Josiah Carlson jcarlson at uci.edu
Thu Aug 31 07:23:05 CEST 2006


Ron Adam <rrr at ronadam.com> wrote:

Josiah Carlson wrote: > If views are always returned, then we can perform some optimizations > (adjacent view concatenation, etc.), which may reduce running time, > memory use, etc. d Given a empty string and a view to it, how much memory do you think a view object will take in comparison to the string object?

On 32 bit platforms, the current implementation uses 8 more bytes than a Python 2.4 buffer, or 44 bytes rather than 36. The base string object takes up at least 24 bytes (for strings of length 2-4, all length 1 and 0 strings are interned).

Wouldn't there be a minimum size of a string where it would be better to just copy the string?

What do you mean by "better"? If your question is: at what size would returning a Python 2.x string be more space efficient than a the current view implementation, that would be a string of up to 24 bytes long.

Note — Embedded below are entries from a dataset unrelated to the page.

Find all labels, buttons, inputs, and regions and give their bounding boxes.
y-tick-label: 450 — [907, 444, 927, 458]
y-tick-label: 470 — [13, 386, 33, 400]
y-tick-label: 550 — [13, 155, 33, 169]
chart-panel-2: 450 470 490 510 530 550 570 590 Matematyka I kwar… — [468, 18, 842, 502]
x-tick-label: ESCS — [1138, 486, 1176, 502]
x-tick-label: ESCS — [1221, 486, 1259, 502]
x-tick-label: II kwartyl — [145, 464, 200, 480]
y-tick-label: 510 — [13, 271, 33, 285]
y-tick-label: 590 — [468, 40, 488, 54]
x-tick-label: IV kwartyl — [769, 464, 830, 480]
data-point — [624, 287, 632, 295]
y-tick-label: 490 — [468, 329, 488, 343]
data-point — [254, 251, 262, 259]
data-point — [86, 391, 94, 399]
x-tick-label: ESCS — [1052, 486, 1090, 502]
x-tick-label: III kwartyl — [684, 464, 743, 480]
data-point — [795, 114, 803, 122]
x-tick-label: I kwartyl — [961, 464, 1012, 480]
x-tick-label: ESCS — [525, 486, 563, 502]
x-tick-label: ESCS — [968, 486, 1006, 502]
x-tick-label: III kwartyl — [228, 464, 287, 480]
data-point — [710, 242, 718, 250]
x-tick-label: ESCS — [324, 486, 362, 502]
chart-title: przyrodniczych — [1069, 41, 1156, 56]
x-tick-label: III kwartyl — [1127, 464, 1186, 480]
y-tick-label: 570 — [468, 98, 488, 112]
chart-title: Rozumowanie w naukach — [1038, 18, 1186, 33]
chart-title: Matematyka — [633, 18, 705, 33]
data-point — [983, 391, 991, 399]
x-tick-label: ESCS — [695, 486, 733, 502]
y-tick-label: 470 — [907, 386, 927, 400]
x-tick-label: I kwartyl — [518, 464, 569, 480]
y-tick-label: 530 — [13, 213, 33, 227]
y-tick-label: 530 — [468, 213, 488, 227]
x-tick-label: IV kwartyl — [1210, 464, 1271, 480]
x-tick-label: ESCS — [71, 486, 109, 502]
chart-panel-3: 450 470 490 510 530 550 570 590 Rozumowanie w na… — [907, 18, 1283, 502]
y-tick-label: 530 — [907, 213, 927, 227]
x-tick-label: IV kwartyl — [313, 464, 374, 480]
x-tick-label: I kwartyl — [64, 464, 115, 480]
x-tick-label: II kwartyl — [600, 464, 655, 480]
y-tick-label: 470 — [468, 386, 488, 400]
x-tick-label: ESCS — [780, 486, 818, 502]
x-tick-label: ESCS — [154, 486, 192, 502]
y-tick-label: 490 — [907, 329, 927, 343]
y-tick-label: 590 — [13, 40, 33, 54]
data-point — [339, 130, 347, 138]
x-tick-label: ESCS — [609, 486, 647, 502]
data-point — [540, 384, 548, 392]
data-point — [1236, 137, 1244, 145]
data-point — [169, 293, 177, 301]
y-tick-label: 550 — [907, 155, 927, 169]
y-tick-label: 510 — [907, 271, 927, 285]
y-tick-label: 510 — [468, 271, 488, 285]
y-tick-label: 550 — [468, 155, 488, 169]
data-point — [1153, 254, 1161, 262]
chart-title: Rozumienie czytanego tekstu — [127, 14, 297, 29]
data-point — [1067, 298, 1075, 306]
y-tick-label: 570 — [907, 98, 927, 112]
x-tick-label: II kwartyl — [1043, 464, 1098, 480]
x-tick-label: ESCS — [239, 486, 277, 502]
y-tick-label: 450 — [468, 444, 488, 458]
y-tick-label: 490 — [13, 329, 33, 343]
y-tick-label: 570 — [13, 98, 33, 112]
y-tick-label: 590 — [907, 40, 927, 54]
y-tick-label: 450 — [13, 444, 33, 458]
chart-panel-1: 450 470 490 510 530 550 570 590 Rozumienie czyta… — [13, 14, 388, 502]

However, as I said before, with views we can do adjacent view concatenation...

x,y,z = view.partition(a)
left_with_sep = x+y
right_with_sep = y+z

If we returned views from view addition, then both of the additions above would be constant time operations. But if we returned strings from view additions, the above two additions would run in O(n) time together.

If we were really crazy, we could even handle non-adjacent view concatenation by checking the readonly flag, and examining data to the right of the current view. But even I'm not that crazy.